Ride-sharing platform, Ola, has opened a state-of-art electric vehicle manufacturing factory in Tamil Nadu for the manufacturing of two-wheeler electric vehicles, and the company has the aim to expand in the four-wheeler segment too.
However, despite the government’s push for electricity-based mobility, India does not have the infrastructure to bring these vehicles on roads. There are hardly any charging stations in the country. The government has asked every petrol pump to come up with an electricity charging facility but very few have followed the instructions because there is very little demand for that as of now.
Moreover, the push for electricity as a clean fuel is misguided because more than 50 percent of the electric power is generated from coal. Although the country has made a lot of progress in the solar power segment, the majority of the electricity is still being generated through thermal power plants. Therefore, even if the country moves to electric vehicles, the problem of environmental pollution would remain even if the country moves to electric mobility from the fossil fuel-based one.
The primary goal of the government, as of now, should be the push towards new and renewable energy, be it solar power, wind power, nuclear power, or hydropower.
The Modi government has consistently appealed to international investors to invest in the energy and infrastructure sector of the country.
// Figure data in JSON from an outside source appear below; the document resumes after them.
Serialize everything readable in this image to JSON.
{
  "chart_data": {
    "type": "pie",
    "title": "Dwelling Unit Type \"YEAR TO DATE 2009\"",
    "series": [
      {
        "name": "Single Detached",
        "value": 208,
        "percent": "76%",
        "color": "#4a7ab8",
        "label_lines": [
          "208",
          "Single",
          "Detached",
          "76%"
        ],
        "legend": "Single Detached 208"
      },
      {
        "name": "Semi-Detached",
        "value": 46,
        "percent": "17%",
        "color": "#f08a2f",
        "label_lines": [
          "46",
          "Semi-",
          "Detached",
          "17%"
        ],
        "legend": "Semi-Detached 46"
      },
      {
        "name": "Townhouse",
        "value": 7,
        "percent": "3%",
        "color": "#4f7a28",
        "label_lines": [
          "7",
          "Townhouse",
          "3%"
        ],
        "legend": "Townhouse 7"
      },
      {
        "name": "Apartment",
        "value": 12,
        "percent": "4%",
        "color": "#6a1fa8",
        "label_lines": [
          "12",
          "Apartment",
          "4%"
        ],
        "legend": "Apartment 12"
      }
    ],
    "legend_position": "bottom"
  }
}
The investment poured in the last few years, thanks to the government’s efforts to push consumption, as well as, generation. It liberalized the FDI in renewable energy to 100 per cent through the automatic route. The country aimed to achieve 175 Gw renewable energy capacity by 2022 with 100 Gw from solar installations and 60 Gw from wind installations. But the progress made on the renewable energy front was very little, under the ten-year-long rule of the UPA government.
After the Modi government came to power, the sector picked up once again. The RK Singh-led Ministry of Renewable Energy (MRE) has revised the target of 175 GW renewable energy generation by 2022 to 227 GW.
And, the recent investment of Total SE in Adani Group and the soaring stocks of new and renewable energy companies like Adani Green is proof of the sector’s huge potential for growth in the coming years.
The Modi government wants to make the country Aatmanirbhar in the energy sector by fuelling production and consumption of clean energy. Every year, India foots the bill of more than 100 billion dollars on fossil fuel imports, which accounts for almost one-fourth of India’s total imports. If the bill of the import of fossil fuel could be reduced to zero using the Modi government’s proposal, India would easily become a net exporter, like China.
Moreover, the prices of petroleum and natural gas are highly volatile and depend on the geopolitical conditions in the Middle East. A slight rise in oil prices becomes a big concern for the Modi government because it not only increases the import bill but also contributes to inflation. With Total SE’s recent investment in Adani, if India becomes Aatmanirbhar in the energy sector, it would be a huge relief for the Indian government economically and politically.
So, instead of creating a government incentivized demand for electric vehicles, the Modi government must minimize the share of coal in electricity generation and create and new and renewable energy-based infrastructure, and this will automatically lead to green mobility.